The MP for Portsmouth North told the Sunday Times Magazine she hopes to remain in her cabinet job - but has not ruled out a bid to become prime minister herself in the future.
Speaking to Sunday Times Magazine, Ms Mordaunt said: ‘I hope I have longer than a few weeks.
‘But even if I haven’t, you can do a lot in a few weeks.'
The MP, who backed Jeremy Hunt in the Conservative party leadership race and not the bookies favourite Boris Johnson, added: ‘Boris knows me, he’ll know who I am...he knows I’m a team player.’
Her comments come as several ministers have expressed their unwillingness to serve under Mr Johnson.
Sir Alan Duncan resigned from the cabinet on Monday, while Chancellor Philip Hammond and justice secretary David Gauke have announced their intention to resign.
When asked about her decision not to stand in the race, as had been widely expected, Ms Mordaunt said she was more concerned about her future prospects.
She told the Sunday magazine: ‘I don’t so much think “what if?”, but we’ll see what the future holds.’
The need for party unity factored into Ms Mordaunt's decision not to run, saying she she was ‘aware’ there was support for her to make a leadership bid from fellow MPs.

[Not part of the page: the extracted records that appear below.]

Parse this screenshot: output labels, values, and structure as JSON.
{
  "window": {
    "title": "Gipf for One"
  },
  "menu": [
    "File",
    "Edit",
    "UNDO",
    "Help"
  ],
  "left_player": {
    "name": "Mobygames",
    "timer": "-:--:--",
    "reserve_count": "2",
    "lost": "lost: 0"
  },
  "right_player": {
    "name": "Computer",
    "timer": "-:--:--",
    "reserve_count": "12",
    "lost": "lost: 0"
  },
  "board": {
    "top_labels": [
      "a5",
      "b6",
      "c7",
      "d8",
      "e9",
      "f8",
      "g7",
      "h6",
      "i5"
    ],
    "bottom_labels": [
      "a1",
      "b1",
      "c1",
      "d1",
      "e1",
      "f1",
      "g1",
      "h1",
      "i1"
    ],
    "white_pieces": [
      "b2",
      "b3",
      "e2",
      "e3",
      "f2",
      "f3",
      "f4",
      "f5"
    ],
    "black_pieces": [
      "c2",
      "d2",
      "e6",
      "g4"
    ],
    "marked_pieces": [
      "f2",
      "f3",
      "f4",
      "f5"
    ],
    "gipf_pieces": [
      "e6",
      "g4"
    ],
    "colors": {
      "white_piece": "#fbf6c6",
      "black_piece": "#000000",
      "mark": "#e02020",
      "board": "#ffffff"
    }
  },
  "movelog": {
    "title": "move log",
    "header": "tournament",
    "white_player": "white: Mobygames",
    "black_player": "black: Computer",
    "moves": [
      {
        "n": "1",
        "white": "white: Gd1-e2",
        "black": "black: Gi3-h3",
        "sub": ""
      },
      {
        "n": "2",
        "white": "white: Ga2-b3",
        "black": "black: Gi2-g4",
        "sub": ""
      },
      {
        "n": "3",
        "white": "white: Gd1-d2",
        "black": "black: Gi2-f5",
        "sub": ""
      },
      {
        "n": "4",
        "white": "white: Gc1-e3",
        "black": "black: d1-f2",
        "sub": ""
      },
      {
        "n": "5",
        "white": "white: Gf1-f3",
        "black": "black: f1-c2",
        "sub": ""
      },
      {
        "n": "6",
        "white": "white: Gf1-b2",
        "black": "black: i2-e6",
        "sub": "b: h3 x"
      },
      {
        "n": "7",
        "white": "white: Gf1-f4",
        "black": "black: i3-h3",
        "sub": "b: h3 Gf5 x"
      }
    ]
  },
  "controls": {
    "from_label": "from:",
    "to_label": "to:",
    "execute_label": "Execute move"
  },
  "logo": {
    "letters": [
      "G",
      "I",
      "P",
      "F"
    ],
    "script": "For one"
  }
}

She said: ‘We need to pull people together, and that factored in my decision about who I’ve backed and my decision not to run.'
The 46-year-old said ‘in the short term’ she was working on a consultation on the role of law in war and a review of quality of life issues for members of the armed services.
She said: ‘In the short term - and I’m thinking, just in case, very short term - the things I am going to set in train deal with the lawfare issue...so before I’m off, that consultation will be out of the door.’
The review of quality of life for armed services personnel will look at issues ranging from housing to childcare, the honorary Royal Navy commander said.